Research

Deduce focuses on three research themes that are necessary for next-generation data integration frameworks:

Detecting and Measuring Impact of Data Change. The goal of this research area is to explore methods of evaluating the sensitivity of data analyses and data products to changes in the underlying data used to produce the product or analysis result. We will explore techniques developed in uncertainty estimation and propagation to identify methods for quantifying expected changes in the results due to underlying data changes. Methods for enabling the user to understand the impact of dynamic data changes and make a decision whether to reanalyze or rebuild a data product will be investigated. Our research in this area has included understanding data changes in a variety of different science data sets including MODIS, Fluxnet, SDSS, Advance Light Source, NGEE Tropics and Rifle.

Distributed Data Semantics. The goal of this research area is to use techniques to capture the representation, semantics and provenance of the data to use for discovery and integration later. These techniques will enable automation of the data integration pipeline. In this research area, we will focus on two specific topics: a) user research to understand the users’ data integration use cases and the needed interfaces. b) automated metadata and provenance collection and management to facilitate data integration.

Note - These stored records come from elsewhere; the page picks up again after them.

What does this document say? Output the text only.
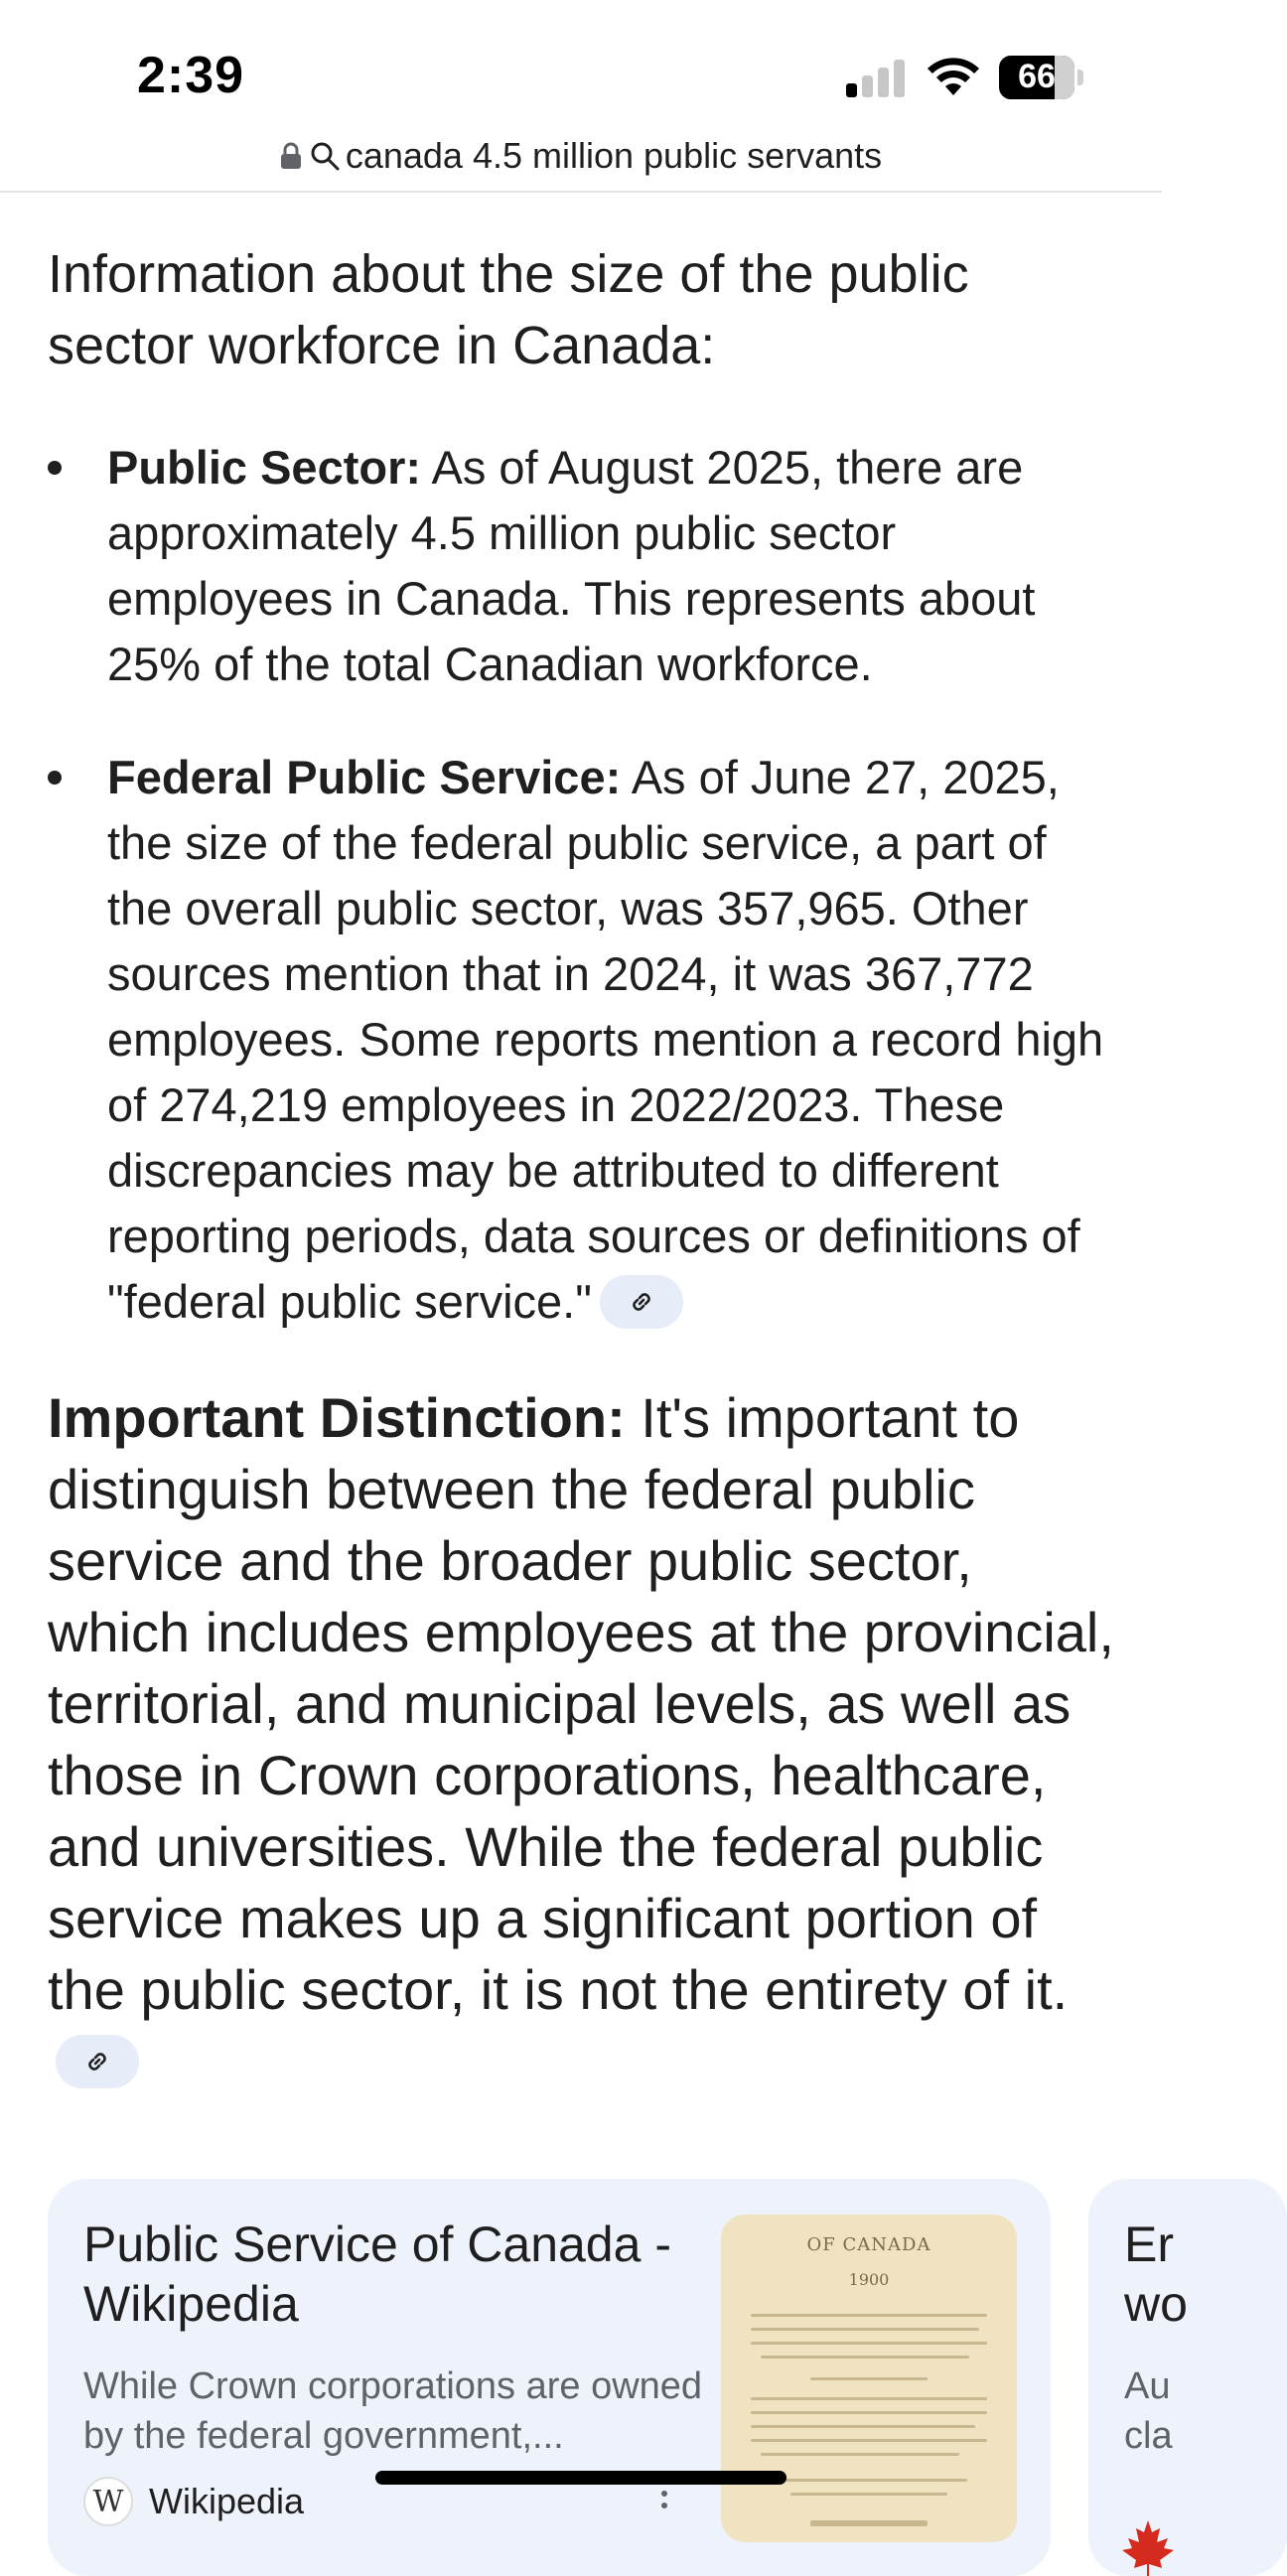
2:39	66
canada 4.5 million public servants

Information about the size of the public sector workforce in Canada:

Public Sector: As of August 2025, there are approximately 4.5 million public sector employees in Canada. This represents about 25% of the total Canadian workforce.
Federal Public Service: As of June 27, 2025, the size of the federal public service, a part of the overall public sector, was 357,965. Other sources mention that in 2024, it was 367,772 employees. Some reports mention a record high of 274,219 employees in 2022/2023. These discrepancies may be attributed to different reporting periods, data sources or definitions of "federal public service."

Important Distinction: It's important to distinguish between the federal public service and the broader public sector, which includes employees at the provincial, territorial, and municipal levels, as well as those in Crown corporations, healthcare, and universities. While the federal public service makes up a significant portion of the public sector, it is not the entirety of it.

Public Service of Canada - Wikipedia
While Crown corporations are owned by the federal government,...
W Wikipedia
OF CANADA
1900
Er
wo
Au
cla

Dynamic Data Lifecycle Management. The goal of this research area is to explore the data and resource lifecycle management using data semantics. Specifically, in this research area, we will focus on a) intelligent automated or semi-automated data management infrastructure to manage data, data changes, and data products b) semantic-driven data movement infrastructure and c) use of operating systems research to manage job and resource execution to meet the real-time needs of data integration pipelines. In this research area, our contributions include frameworks for data change detection and elastic resource management on HPC resources.